Fig. 6: Upregulation of HLA-E by CX-5461: role of DDR and PRT activating pathways.

A Cell surface expression of HLA-E was assessed by flow cytometry on SKO-007(J3) cells treated with CX-5461in the absence or in the presence of the ATRi (AZD6738/Ceralasertib, 1 µM) for 48 h. Histograms depict the mean fluorescence intensity (MFI) of HLA-E, after subtracting the MFI of the isotype control (*P < 0.05). B Western Blot analysis of HLA-E in SKO-007(J3) cells untreated or treated with the indicated inhibitors for 48 h. Expression of p85 was used as protein loading control. A representative Western Blot is shown with densitometric analysis normalized to p85, together with the quantification of three independent experiments (*P < 0.05). C NK cell degranulation against CX-treated SKO, in the presence or absence of ATRi was evaluated as the percentage CD107a. PBMCs from healthy donors served as effector cells. Data represent the mean value from four independent experiments (*P < 0.05). D Western Blot analysis of pS6K in SKO-007(J3) cells untreated or treated with RNA Pol I inhibitors for 24 h. A representative Western Blot is shown coupled to densitometric analysis, normalized to β-Actin. E Total mRNA was obtained from SKO-007(J3) cells stably infected with lentiviruses pLKO-shRNA-CBP20 or pLKO non-targeting shRNA (control) and analyzed for CBP20 mRNA expression by Real-Time qRT-PCR. Data were normalized with GAPDH and referred to the cells infected with non-target shRNA, considered as calibrator. F, G HLA-E and HLA-ABC expression were analyzed by flow cytometry on SKO-007(J3) pLKO non-target shRNA or pLKO-shRNA-CBP20 infected cells, treated with CX-5461 as described above.
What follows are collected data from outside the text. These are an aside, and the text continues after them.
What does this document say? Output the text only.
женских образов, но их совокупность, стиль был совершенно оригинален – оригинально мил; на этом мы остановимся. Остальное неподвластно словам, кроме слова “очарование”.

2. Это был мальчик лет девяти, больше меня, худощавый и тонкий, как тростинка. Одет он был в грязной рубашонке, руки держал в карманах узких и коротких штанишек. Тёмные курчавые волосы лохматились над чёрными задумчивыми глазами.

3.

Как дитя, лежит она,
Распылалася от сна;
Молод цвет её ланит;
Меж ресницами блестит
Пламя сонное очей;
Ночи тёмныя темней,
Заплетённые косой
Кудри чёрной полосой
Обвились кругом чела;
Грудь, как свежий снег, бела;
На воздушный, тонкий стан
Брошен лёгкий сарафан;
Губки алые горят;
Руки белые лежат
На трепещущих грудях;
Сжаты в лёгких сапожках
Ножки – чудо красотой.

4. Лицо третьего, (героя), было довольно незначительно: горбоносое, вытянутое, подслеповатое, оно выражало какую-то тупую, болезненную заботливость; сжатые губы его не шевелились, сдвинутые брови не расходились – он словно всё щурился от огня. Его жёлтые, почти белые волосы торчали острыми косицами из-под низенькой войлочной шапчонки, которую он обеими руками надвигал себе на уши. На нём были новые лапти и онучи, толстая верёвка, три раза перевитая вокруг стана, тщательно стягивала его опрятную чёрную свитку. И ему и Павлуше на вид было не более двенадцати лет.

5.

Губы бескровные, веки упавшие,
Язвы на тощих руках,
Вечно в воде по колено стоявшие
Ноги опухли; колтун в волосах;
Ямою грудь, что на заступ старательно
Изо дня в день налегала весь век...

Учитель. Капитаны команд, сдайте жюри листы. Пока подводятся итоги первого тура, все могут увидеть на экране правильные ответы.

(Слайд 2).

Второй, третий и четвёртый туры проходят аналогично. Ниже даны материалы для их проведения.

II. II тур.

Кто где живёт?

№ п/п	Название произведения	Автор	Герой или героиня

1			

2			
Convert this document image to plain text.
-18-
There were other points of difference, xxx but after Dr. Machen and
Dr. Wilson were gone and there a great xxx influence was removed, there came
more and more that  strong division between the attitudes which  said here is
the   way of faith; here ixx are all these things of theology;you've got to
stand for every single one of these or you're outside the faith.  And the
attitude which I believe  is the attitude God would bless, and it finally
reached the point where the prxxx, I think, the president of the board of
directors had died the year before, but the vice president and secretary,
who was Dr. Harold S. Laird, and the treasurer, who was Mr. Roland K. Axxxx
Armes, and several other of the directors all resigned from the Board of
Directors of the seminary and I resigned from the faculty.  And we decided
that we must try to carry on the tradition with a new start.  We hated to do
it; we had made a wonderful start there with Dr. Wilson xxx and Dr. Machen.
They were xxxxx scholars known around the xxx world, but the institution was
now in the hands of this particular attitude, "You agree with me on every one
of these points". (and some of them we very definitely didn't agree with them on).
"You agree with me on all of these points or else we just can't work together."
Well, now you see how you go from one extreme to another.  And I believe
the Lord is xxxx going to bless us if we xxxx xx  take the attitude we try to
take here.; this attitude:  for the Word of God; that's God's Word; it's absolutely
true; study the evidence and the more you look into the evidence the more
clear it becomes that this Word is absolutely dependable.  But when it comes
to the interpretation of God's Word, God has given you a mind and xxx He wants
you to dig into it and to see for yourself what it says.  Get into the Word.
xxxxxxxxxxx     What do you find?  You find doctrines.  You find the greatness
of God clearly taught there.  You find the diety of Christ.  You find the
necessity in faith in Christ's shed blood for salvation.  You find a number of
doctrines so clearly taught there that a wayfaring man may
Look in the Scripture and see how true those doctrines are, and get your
The white colored histograms represent basal expression of the indicated HLA, while grey histograms represent the expression after drug treatment. Data are the average of four independent experiments (*P < 0.05). H, I HLA-E expression was analyzed by flow cytometry on SKO-007(J3) and RPMI-8226 cells treated with CX-5461 in the presence of the LMP7/PSMB8 inhibitor M3258 (300 nM). Data are the average of three independent experiments (*P < 0.05).